NEW YORK – Ho trascorso tutta la mattina ad ascoltare Shimon Peres, il ministro degli Esteri di Israele, mentre parlava a un gruppo ebraico. Due aspetti dell'incontro mi hanno lasciato un po' sbalordito. Innanzitutto, Peres è diventato il visionario di Israele; in secondo luogo, cresce il divario tra i leader israeliani e gli americani preoccupati per Israele.
La visione. Peres ha essenzialmente argomentato che la situazione di Israele si è trasformata e in meglio. Com'è possibile? Ebbene, secondo Peres, quattro conflitti perenni sono stati risolti. Il crollo dell'Unione Sovietica ha risolto il conflitto Est-Ovest. La crescita economica in Cina e altrove ha risolto il conflitto fra Nord e Sud. L'insediamento di Mandela ha risolto il conflitto tra bianchi e neri. E la Dichiarazione dei principi ha risolto il conflitto arabo-israeliano.
Israele per molti anni è stato un Paese sotto assedio; ora, forte e fiducioso, ha molto da offrire al mondo. "Il nostro sforzo principale finora è stato quello di difendere Sion; il nostro sforzo principale ora consiste nel fare di Sion un messaggio". A titolo di esempio e come simbolo di ciò che il suo Paese ha da offrire, Peres addita con orgoglio una fattoria sperimentale israeliana in Cina.
Oltre a dare al mondo, Peres ha grandi ambizioni per Israele nel suo stesso vicinato: "Il nostro vero obiettivo è cambiare il Medio Oriente". Questo cambiamento si riduce per Israele a dover "convincere gli arabi" che una crescita economica è possibile. Se Israele ha potuto moltiplicare il suo reddito pro-capite, parecchie volte in dieci anni, anche gli arabi possono farlo.

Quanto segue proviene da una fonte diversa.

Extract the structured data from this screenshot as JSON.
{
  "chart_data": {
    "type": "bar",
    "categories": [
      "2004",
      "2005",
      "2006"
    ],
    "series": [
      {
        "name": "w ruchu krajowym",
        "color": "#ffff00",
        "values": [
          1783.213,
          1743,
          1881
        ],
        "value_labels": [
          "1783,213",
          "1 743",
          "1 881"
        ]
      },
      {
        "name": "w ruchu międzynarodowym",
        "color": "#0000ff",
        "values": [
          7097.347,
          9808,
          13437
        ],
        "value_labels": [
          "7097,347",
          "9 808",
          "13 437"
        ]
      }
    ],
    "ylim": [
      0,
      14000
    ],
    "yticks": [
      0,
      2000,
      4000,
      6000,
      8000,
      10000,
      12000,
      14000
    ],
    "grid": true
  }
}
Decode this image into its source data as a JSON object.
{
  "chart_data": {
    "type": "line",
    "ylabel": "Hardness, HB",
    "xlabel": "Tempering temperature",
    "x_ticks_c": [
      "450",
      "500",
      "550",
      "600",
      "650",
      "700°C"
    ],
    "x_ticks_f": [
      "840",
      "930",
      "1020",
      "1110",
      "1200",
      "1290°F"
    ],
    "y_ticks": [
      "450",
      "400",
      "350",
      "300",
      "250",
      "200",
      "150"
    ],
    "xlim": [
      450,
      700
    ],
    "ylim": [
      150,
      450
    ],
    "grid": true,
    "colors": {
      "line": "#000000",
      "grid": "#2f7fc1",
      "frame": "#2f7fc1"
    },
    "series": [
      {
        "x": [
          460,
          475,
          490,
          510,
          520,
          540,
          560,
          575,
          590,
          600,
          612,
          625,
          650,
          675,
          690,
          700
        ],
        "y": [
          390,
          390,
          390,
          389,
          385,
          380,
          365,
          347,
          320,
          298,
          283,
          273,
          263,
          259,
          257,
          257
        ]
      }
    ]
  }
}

Le premesse. Il problema è che Peres ipotizza questi piani meravigliosi su presupposti campati in aria. Il funzionario indurito che ha cominciato la sua carriera politica nel 1941 e che in seguito ha occupato ogni posizione elevata nel governo israeliano (di cui otto differenti posti a livello ministeriale) oggi è scomparso, rimpiazzato da un teorico accademico confuso. Affinché questo giudizio non sembri troppo severo, ecco qualche esempio del pensiero di Peres:
- La crescita economica e la diffusione delle informazioni per televisione sono i principali meccanismi per l'evoluzione di un mondo più democratico e pacifico.
- "Bisogna combattere il terrorismo con saggezza", non solo con i fucili.
- Saddam Hussein, Muammar Gheddafi e i mullah iraniani al potere non hanno futuro: la tirannia è troppo costosa per tutti i Paesi tranne che per quelli ricchi, e anche questi non desiderano esercitarla.
- "Quello che nella vita è importante non può essere conquistato dagli eserciti. Nulla di ciò che è conquistato dagli eserciti è importante".
Reazioni. Le mie considerazioni stanno a indicare che gli americani preoccupati per Israele si ritrovano combattuti a causa del messaggio di Peres, risollevati dalla sua forza e dal suo ottimismo, ma diffidenti della sua validità. E l'Islam fondamentalista? La proliferazione delle armi? La flessione del prezzo del petrolio?
E nemmeno aiuta molto il fatto che Peres, che instancabilmente insiste sulla sua visione di Israele, respinge le critiche mosse perché prive di senso della realtà e obsolete. "È un mondo diverso e, come molti di noi fanno, si pensa al passato".
A mio avviso, Peres confonde una vittoria finale con una tregua temporanea. Sì, è vero, il vecchio pericolo per Israele proveniente dai soldati, dai carri armati e dagli aerei è scomparso. Ma nel giro di qualche anno incomberà un nuovo pericolo costituito dai missili e dalle armi non convenzionali. Peres si sbaglia se ipotizza che la moratoria attuale durerà.
Egli ha, però, ragione a voler trarre profitto dall'opportunità odierna. Questo è, in effetti, il momento giusto perché Israele corra dei rischi, nella speranza di chiudere certe faccende in sospeso. Il che significa fare l'esperienza con gli arabi; e dovrebbe anche implicare altri due cambiamenti: mettere a posto quella che è forse la struttura politica democratica peggiore del mondo e svezzare Israele dalla sua dipendenza dal denaro americano.